The Cubs need to do something now. Right now. Plant the seed that becomes the sapling that becomes the oak. It might be that everybody in the organization from top to bottom, president to ballboy, needs to be swept out. Maybe the Ricketts family should abdicate. You can’t have the second-highest payroll in the National League, be 16 games under .500 and not know that the problem is deeper than one sad, rich brat of a thrower. Remember, the culture of Cubdom got the fragile-minded Zambrano as much as he got it. Players such as left fielder Soriano and third baseman Aramis Ramirez are good, not great players, nor are they are leaders. Soriano has never come within a screwdriver, hammer, and pliers of being the game’s first ‘‘six-tool’’ player that former Cubs president John McDonough thought he could be. But he’s a decent guy, and he and Ramirez are not the probem. Nor are Ryan Dempster, Carlos Pena, and other underachievers. They, again, can’t be asked to be what they are not. And that would be history-changers. That must come from a whole team, a collective mind. Mike Quade is the kind of enthusiastic, cheerful, respectful manager I would love to play for. But then I have no talent. And that’s why he will have to go, too. Something odd happened at the end of last year, when Lou Piniella could no longer stomach managing the club and left to be with his mother in Florida. Zambrano came on and pitched well, Quade directed well, the team played well. And it was an illusion. Why? Because the Cubs were out of the playoff race and the pressure was off. You see, that’s what a new-minded Cubs franchise must be built to withstand — pressure. Sure, the Cubs can throw up the most wins in the NL (2008). And then they can get swept by an inferior team (Dodgers) in the first round of the playoffs. That’s what pressure does. And don’t say it’s anything else. Curses, cats, goats, cheese, whatever. Pressure is the word. Pressure is what Zambrano couldn’t take.
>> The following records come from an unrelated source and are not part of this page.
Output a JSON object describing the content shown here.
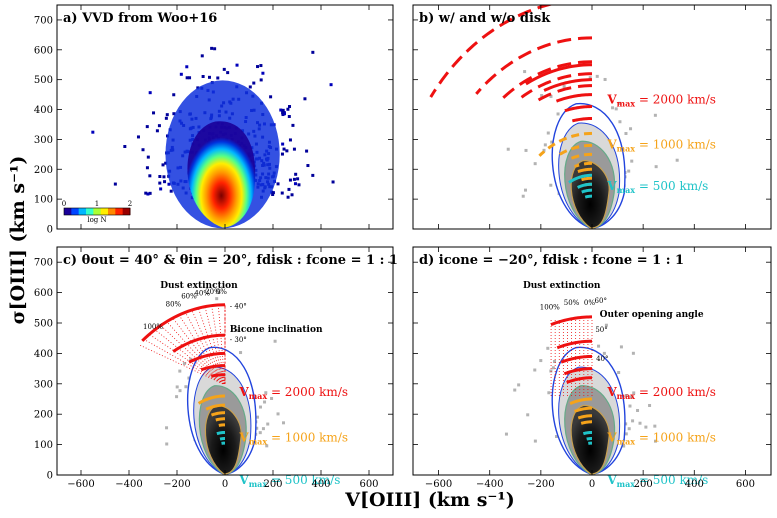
{
  "figure": {
    "ylabel": "σ[OIII] (km s⁻¹)",
    "xlabel": "V[OIII] (km s⁻¹)",
    "xticks": [
      -600,
      -400,
      -200,
      0,
      200,
      400,
      600
    ],
    "yticks": [
      0,
      100,
      200,
      300,
      400,
      500,
      600,
      700
    ]
  },
  "colorbar": {
    "ticks": [
      "0",
      "1",
      "2"
    ],
    "label": "log N",
    "colors": [
      "#1a0099",
      "#0044ff",
      "#00b7ff",
      "#33ffcc",
      "#aaff33",
      "#ffee00",
      "#ff8800",
      "#ff2200",
      "#990000"
    ]
  },
  "colors": {
    "vmax_2000": "#ee1111",
    "vmax_1000": "#f5a31a",
    "vmax_500": "#1fc3c8",
    "contour_outer": "#2244dd",
    "contour_mid": "#66aa88",
    "contour_inner": "#c8a050",
    "scatter_grey": "#b3b3b3"
  },
  "chart_data": [
    {
      "type": "heatmap",
      "panel": "a",
      "title": "a) VVD from Woo+16",
      "xlim": [
        -700,
        700
      ],
      "ylim": [
        0,
        750
      ],
      "density_peak": {
        "x": 0,
        "y": 120
      },
      "colorbar_range": [
        0,
        2
      ]
    },
    {
      "type": "line",
      "panel": "b",
      "title": "b) w/ and w/o disk",
      "xlim": [
        -700,
        700
      ],
      "ylim": [
        0,
        750
      ],
      "labels": [
        {
          "text": "V",
          "sub": "max",
          "value": " = 2000 km/s",
          "color_key": "vmax_2000",
          "x": 60,
          "y": 420
        },
        {
          "text": "V",
          "sub": "max",
          "value": " = 1000 km/s",
          "color_key": "vmax_1000",
          "x": 60,
          "y": 270
        },
        {
          "text": "V",
          "sub": "max",
          "value": " = 500 km/s",
          "color_key": "vmax_500",
          "x": 60,
          "y": 130
        }
      ]
    },
    {
      "type": "line",
      "panel": "c",
      "title": "c) θout = 40° & θin = 20°, fdisk : fcone = 1 : 1",
      "xlim": [
        -700,
        700
      ],
      "ylim": [
        0,
        750
      ],
      "annotations": {
        "dust": "Dust extinction",
        "inclination": "Bicone inclination",
        "dust_levels": [
          "100%",
          "80%",
          "60%",
          "40%",
          "20%",
          "0%"
        ],
        "angle_labels": [
          "40°",
          "30°"
        ]
      },
      "labels": [
        {
          "text": "V",
          "sub": "max",
          "value": " = 2000 km/s",
          "color_key": "vmax_2000",
          "x": 60,
          "y": 260
        },
        {
          "text": "V",
          "sub": "max",
          "value": " = 1000 km/s",
          "color_key": "vmax_1000",
          "x": 60,
          "y": 110
        },
        {
          "text": "V",
          "sub": "max",
          "value": " = 500 km/s",
          "color_key": "vmax_500",
          "x": 60,
          "y": -30
        }
      ]
    },
    {
      "type": "line",
      "panel": "d",
      "title": "d) icone = −20°, fdisk : fcone = 1 : 1",
      "xlim": [
        -700,
        700
      ],
      "ylim": [
        0,
        750
      ],
      "annotations": {
        "dust": "Dust extinction",
        "opening": "Outer opening angle",
        "dust_levels": [
          "100%",
          "50%",
          "0%"
        ],
        "angle_labels": [
          "60°",
          "50°",
          "40°"
        ]
      },
      "labels": [
        {
          "text": "V",
          "sub": "max",
          "value": " = 2000 km/s",
          "color_key": "vmax_2000",
          "x": 60,
          "y": 260
        },
        {
          "text": "V",
          "sub": "max",
          "value": " = 1000 km/s",
          "color_key": "vmax_1000",
          "x": 60,
          "y": 110
        },
        {
          "text": "V",
          "sub": "max",
          "value": " = 500 km/s",
          "color_key": "vmax_500",
          "x": 60,
          "y": -30
        }
      ]
    }
  ]
}
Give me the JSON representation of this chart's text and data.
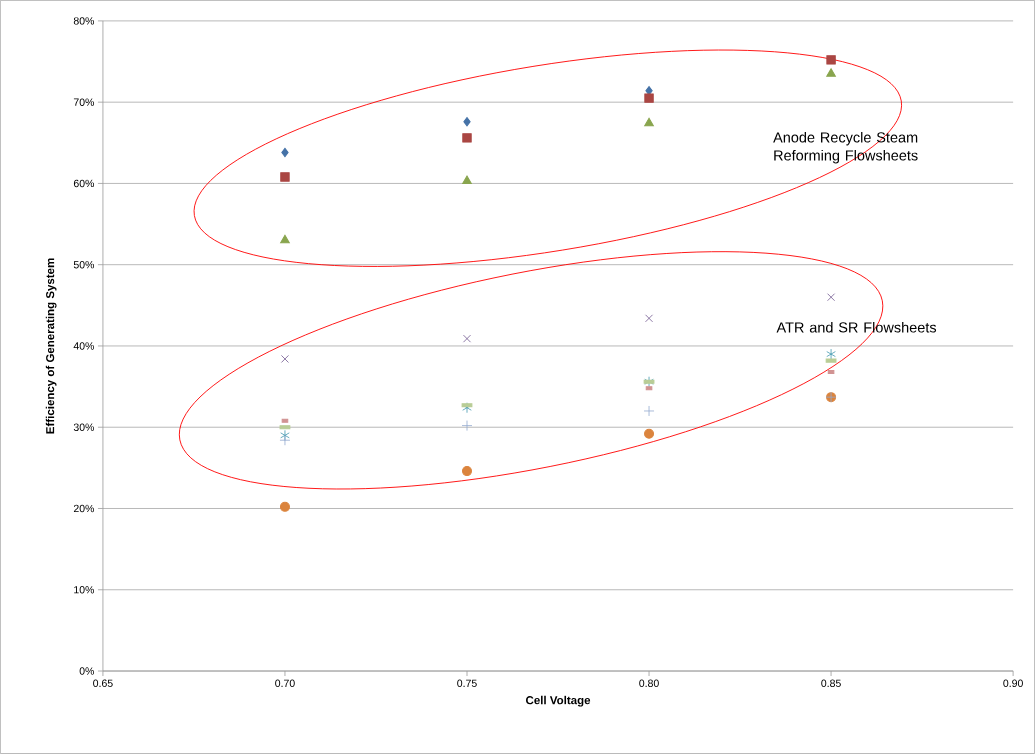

If you have followed the Cubs for nearly a half century as I have (ask my parents — I started suffering young), you have seen them go from ‘‘normal’’ ball club to failed contenders to lovable losers to contenders again to painful failures to contenders with expectations to anger-inducing frauds.
There are no more chuckles to being a Cubs fan. The hilarity died in the grandstand melee surrounding a clueless Steve Bartman eight years ago this October.
Maybe Wrigley itself must be closed for however long it takes to find the funds and rebuild it. Like Chicago after the fire. Because think of it: Why would any player or manager come to this team? Four obvious reasons: No one else wants you, no one else will pay you as much, you’re lazy, you’re dumb. Or No. 5. You actually think you can change the culture of Cubdom. That’s the spirit the Cubs need. But only from people who know what they’re getting into and are not deluded or fools. Zambrano was a clown. Never again can his likes be tolerated on the Cubs. That is, if this is to be the moment of change.